Segment Routing over IPv6 (SRv6) is a modern approach to traffic engineering and network programmability. It encodes instructions, called segments, directly into the IPv6 packet header. While SRv6 offers flexibility and simplifies network design, its reliance on 128-bit addresses for every segment introduces significant overhead. This can be inefficient in large-scale deployments, particularly in 5G transport, data center, and backbone networks.
To address this challenge, the networking community introduced uSID (micro-SID), a compressed and hardware-friendly form of SRv6.
In standard SRv6, each instruction is represented by a full 128-bit IPv6 address. For example, if a packet needs to traverse four nodes, the Segment Routing Header (SRH) must carry four separate SIDs. That means:
- 4 × 128 bits = 512 bits (64 bytes) of header overhead
- This increases linearly with the number of segments
- In 5G or large-scale service provider environments, this overhead is not sustainable
uSID (micro-SID) compresses multiple instructions into a single 128-bit IPv6 address. Instead of allocating a full IPv6 address to every segment, operators reserve a uSID block (a common IPv6 prefix) and encode multiple micro-SIDs inside the lower bits of the address.
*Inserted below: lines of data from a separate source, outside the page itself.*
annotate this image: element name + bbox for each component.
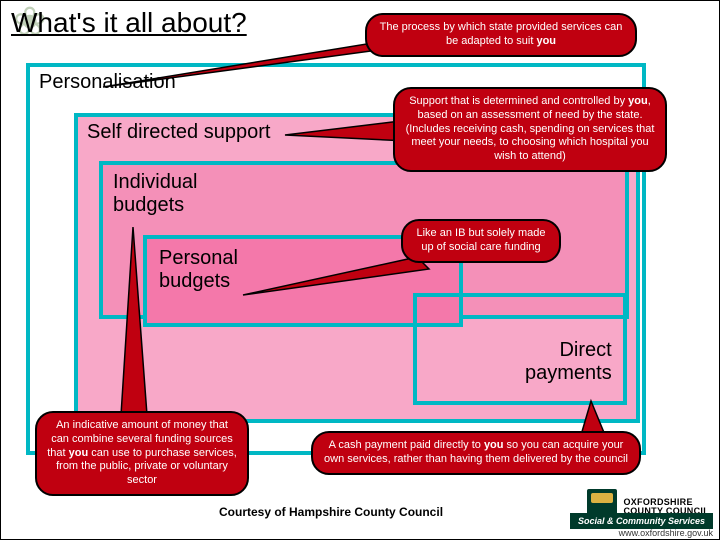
footer-url: www.oxfordshire.gov.uk [619,528,713,538]
footer-badge: Social & Community Services [570,513,713,529]
label-direct-payments: Direct payments [525,339,612,385]
label-self-directed: Self directed support [87,121,270,144]
slide: ❀ What's it all about? Personalisation S… [0,0,720,540]
callout-individual-budgets: An indicative amount of money that can c… [35,411,249,496]
label-individual-budgets: Individual budgets [113,171,198,217]
callout-self-directed: Support that is determined and controlle… [393,87,667,172]
callout-personal-budgets: Like an IB but solely made up of social … [401,219,561,263]
callout-personalisation: The process by which state provided serv… [365,13,637,57]
label-personal-budgets: Personal budgets [159,247,238,293]
page-title: What's it all about? [11,7,247,39]
label-personalisation: Personalisation [39,71,176,94]
attribution: Courtesy of Hampshire County Council [219,505,443,519]
callout-direct-payments: A cash payment paid directly to you so y… [311,431,641,475]
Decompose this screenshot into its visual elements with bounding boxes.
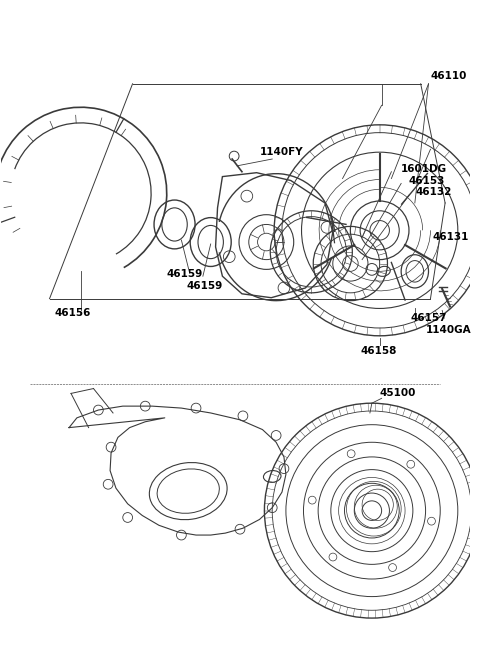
Text: 46158: 46158 [360, 346, 396, 356]
Text: 1601DG: 1601DG [401, 164, 447, 174]
Text: 45100: 45100 [380, 388, 416, 398]
Text: 46159: 46159 [186, 281, 223, 291]
Text: 1140FY: 1140FY [260, 147, 303, 157]
Text: 46131: 46131 [432, 232, 469, 242]
Text: 46156: 46156 [54, 309, 91, 318]
Text: 46157: 46157 [411, 313, 447, 323]
Text: 46153: 46153 [409, 176, 445, 185]
Text: 46110: 46110 [431, 71, 467, 81]
Text: 46159: 46159 [167, 269, 203, 279]
Text: 46132: 46132 [416, 187, 452, 197]
Text: 1140GA: 1140GA [426, 325, 471, 335]
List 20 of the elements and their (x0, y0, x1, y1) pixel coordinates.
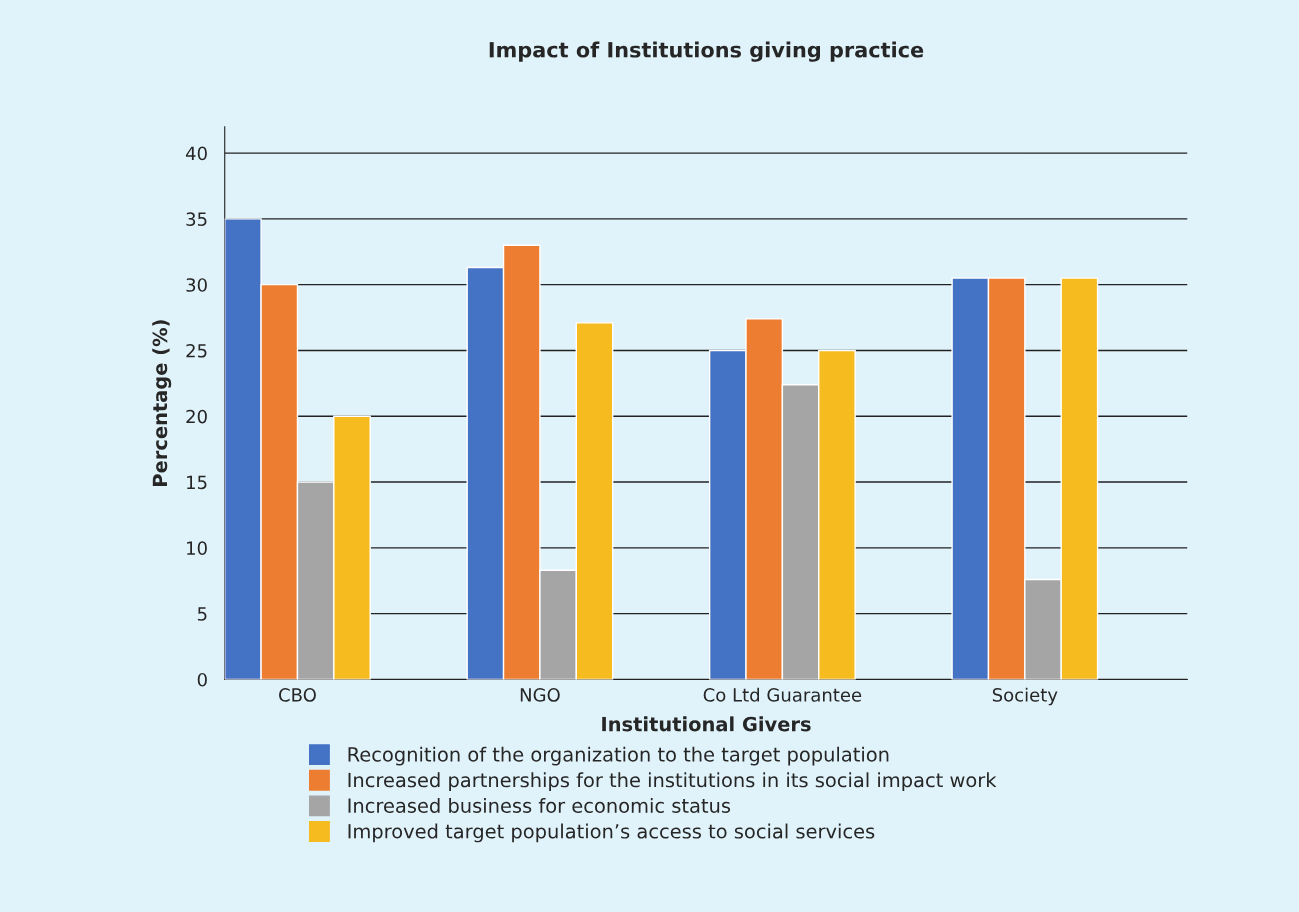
y-tick-label: 5 (197, 607, 207, 621)
y-axis-title: Percentage (%) (152, 320, 172, 486)
y-tick-label: 30 (186, 278, 207, 292)
x-tick-label: CBO (279, 688, 316, 702)
legend-label: Increased partnerships for the institutions in its social impact work (348, 772, 997, 792)
y-tick-label: 35 (186, 212, 207, 226)
y-tick-label: 10 (187, 541, 207, 555)
y-tick-label: 40 (185, 146, 207, 161)
x-tick-label: Society (992, 687, 1058, 706)
y-tick-label: 0 (197, 672, 207, 687)
y-tick-label: 25 (186, 343, 207, 358)
x-axis-title: Institutional Givers (602, 716, 811, 732)
legend-label: Increased business for economic status (348, 797, 731, 813)
y-tick-label: 20 (186, 409, 207, 424)
chart-title: Impact of Institutions giving practice (489, 41, 924, 62)
x-tick-label: NGO (520, 688, 560, 702)
x-tick-label: Co Ltd Guarantee (703, 687, 862, 702)
legend-label: Recognition of the organization to the target population (348, 746, 889, 766)
legend-label: Improved target population’s access to social services (348, 823, 875, 843)
y-tick-label: 15 (187, 475, 207, 490)
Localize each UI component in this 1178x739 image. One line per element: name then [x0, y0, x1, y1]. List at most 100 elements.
Each micro-SID typically uses 16 or 32 bits, allowing several instructions to be carried within a single IPv6 destination address. The forwarding process involves routers “popping” or shifting the active micro-SID, much like label popping in MPLS.
uSID Block Allocation: A domain (e.g., 2001:db8:abcd::/48) is reserved for uSIDs.
Micro-SID Containers: The remaining bits of the IPv6 address carry a sequence of uSIDs.
Forwarding: Each router reads the leftmost active uSID, processes it, and shifts the next one into position.
Result: A single 128-bit field can encode an entire path through multiple nodes or functions.